Questa volta senza la necessità di indossare i teatrali camici di quel giorno, al microfono si sono alternati alcuni esponenti dell'assemblea elettiva, a cominciare da Pasquale De Toma, primo firmatario della mozione che sarà discussa giovedì prossimo a Palazzo Palmieri: «È necessario trovare una soluzione per il Pronto soccorso, in deroga alla normativa. Trani ha già dato troppo, tutto, ma almeno l'emergenza urgenza è giusto che la mantenga così com'è».
Anna Barresi ha ribadito: «I tecnici il progetto ce l'hanno ed è su quello che bisogna lavorare, per evitare l'ennesimo sperpero di denaro pubblico, speso per rimettere a posto e rendere un gioiello proprio quel Pronto soccorso».
Sulla stessa falsariga Carlo Avantario, che si è detto «soddisfatto anche per il resto del progetto previsto per la riconversione del San Nicola Pellegrino, ma fortemente dispiaciuto per la scomparsa definitiva della previsione della casa del parto».
Emiliano, nella risposta, non ha lasciato speranze: «Le case del parto sono ormai impossibili, per legge, in assenza di reparti di neonatologia e terapia intensiva. Se, però, mi dimostrate se e come si possa fare, io sono sempre disponibile».

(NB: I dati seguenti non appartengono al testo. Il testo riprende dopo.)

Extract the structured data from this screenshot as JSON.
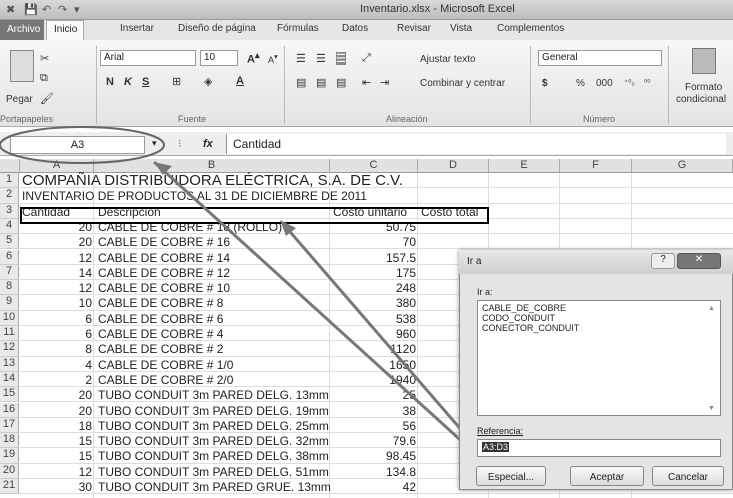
{
  "window": {
    "title": "Inventario.xlsx - Microsoft Excel"
  },
  "quick_access": [
    "✖",
    "💾",
    "↶",
    "↷",
    "▾"
  ],
  "menu": {
    "archivo": "Archivo",
    "tabs": [
      "Inicio",
      "Insertar",
      "Diseño de página",
      "Fórmulas",
      "Datos",
      "Revisar",
      "Vista",
      "Complementos"
    ]
  },
  "ribbon": {
    "paste": "Pegar",
    "clipboard_group": "Portapapeles",
    "font_name": "Arial",
    "font_size": "10",
    "font_group": "Fuente",
    "bold": "N",
    "italic": "K",
    "underline": "S",
    "wrap": "Ajustar texto",
    "merge": "Combinar y centrar",
    "align_group": "Alineación",
    "number_format": "General",
    "currency": "$",
    "percent": "%",
    "thousands": "000",
    "dec_inc": "⁺⁰₀",
    "dec_dec": "⁰⁰",
    "number_group": "Número",
    "cond_format": "Formato",
    "cond_format2": "condicional"
  },
  "formula": {
    "name_box": "A3",
    "fx": "fx",
    "content": "Cantidad"
  },
  "columns": [
    "A",
    "B",
    "C",
    "D",
    "E",
    "F",
    "G"
  ],
  "rows": [
    {
      "n": "1",
      "a": "",
      "b": "COMPAÑIA DISTRIBUIDORA ELÉCTRICA, S.A. DE C.V.",
      "c": "",
      "d": ""
    },
    {
      "n": "2",
      "a": "",
      "b": "INVENTARIO DE PRODUCTOS AL 31 DE DICIEMBRE DE 2011",
      "c": "",
      "d": ""
    },
    {
      "n": "3",
      "a": "Cantidad",
      "b": "Descripción",
      "c": "Costo unitario",
      "d": "Costo total"
    },
    {
      "n": "4",
      "a": "20",
      "b": "CABLE DE COBRE # 18 (ROLLO)",
      "c": "50.75",
      "d": ""
    },
    {
      "n": "5",
      "a": "20",
      "b": "CABLE DE COBRE # 16",
      "c": "70",
      "d": ""
    },
    {
      "n": "6",
      "a": "12",
      "b": "CABLE DE COBRE # 14",
      "c": "157.5",
      "d": ""
    },
    {
      "n": "7",
      "a": "14",
      "b": "CABLE DE COBRE # 12",
      "c": "175",
      "d": ""
    },
    {
      "n": "8",
      "a": "12",
      "b": "CABLE DE COBRE # 10",
      "c": "248",
      "d": ""
    },
    {
      "n": "9",
      "a": "10",
      "b": "CABLE DE COBRE # 8",
      "c": "380",
      "d": ""
    },
    {
      "n": "10",
      "a": "6",
      "b": "CABLE DE COBRE # 6",
      "c": "538",
      "d": ""
    },
    {
      "n": "11",
      "a": "6",
      "b": "CABLE DE COBRE # 4",
      "c": "960",
      "d": ""
    },
    {
      "n": "12",
      "a": "8",
      "b": "CABLE DE COBRE # 2",
      "c": "1120",
      "d": ""
    },
    {
      "n": "13",
      "a": "4",
      "b": "CABLE DE COBRE # 1/0",
      "c": "1650",
      "d": ""
    },
    {
      "n": "14",
      "a": "2",
      "b": "CABLE DE COBRE # 2/0",
      "c": "1940",
      "d": ""
    },
    {
      "n": "15",
      "a": "20",
      "b": "TUBO CONDUIT 3m PARED DELG. 13mm",
      "c": "25",
      "d": ""
    },
    {
      "n": "16",
      "a": "20",
      "b": "TUBO CONDUIT 3m PARED DELG. 19mm",
      "c": "38",
      "d": ""
    },
    {
      "n": "17",
      "a": "18",
      "b": "TUBO CONDUIT 3m PARED DELG. 25mm",
      "c": "56",
      "d": ""
    },
    {
      "n": "18",
      "a": "15",
      "b": "TUBO CONDUIT 3m PARED DELG. 32mm",
      "c": "79.6",
      "d": ""
    },
    {
      "n": "19",
      "a": "15",
      "b": "TUBO CONDUIT 3m PARED DELG. 38mm",
      "c": "98.45",
      "d": ""
    },
    {
      "n": "20",
      "a": "12",
      "b": "TUBO CONDUIT 3m PARED DELG. 51mm",
      "c": "134.8",
      "d": ""
    },
    {
      "n": "21",
      "a": "30",
      "b": "TUBO CONDUIT 3m PARED GRUE. 13mm",
      "c": "42",
      "d": ""
    }
  ],
  "dialog": {
    "title": "Ir a",
    "go_to_label": "Ir a:",
    "items": [
      "CABLE_DE_COBRE",
      "CODO_CONDUIT",
      "CONECTOR_CONDUIT"
    ],
    "ref_label": "Referencia:",
    "ref_value": "A3:D3",
    "special": "Especial...",
    "ok": "Aceptar",
    "cancel": "Cancelar",
    "help": "?",
    "close": "✕"
  }
}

Per Raffaella Merra, invece, ogni speranza è persa: «Il Punto di primo intervento non sarà mai un Pronto soccorso, né di nome, né di fatto, e smettiamola di prendere in giro i cittadini».
Emanuele Tomasicchio, infine, si fida solo in parte dell'impegno di Emiliano: «Non è un problema di nome, e neanche di contenuti, perché, se manca la copertura economica, salta tutto ed io - ha poi fatto sapere -risposte a questa mia osservazione non ne ho avute».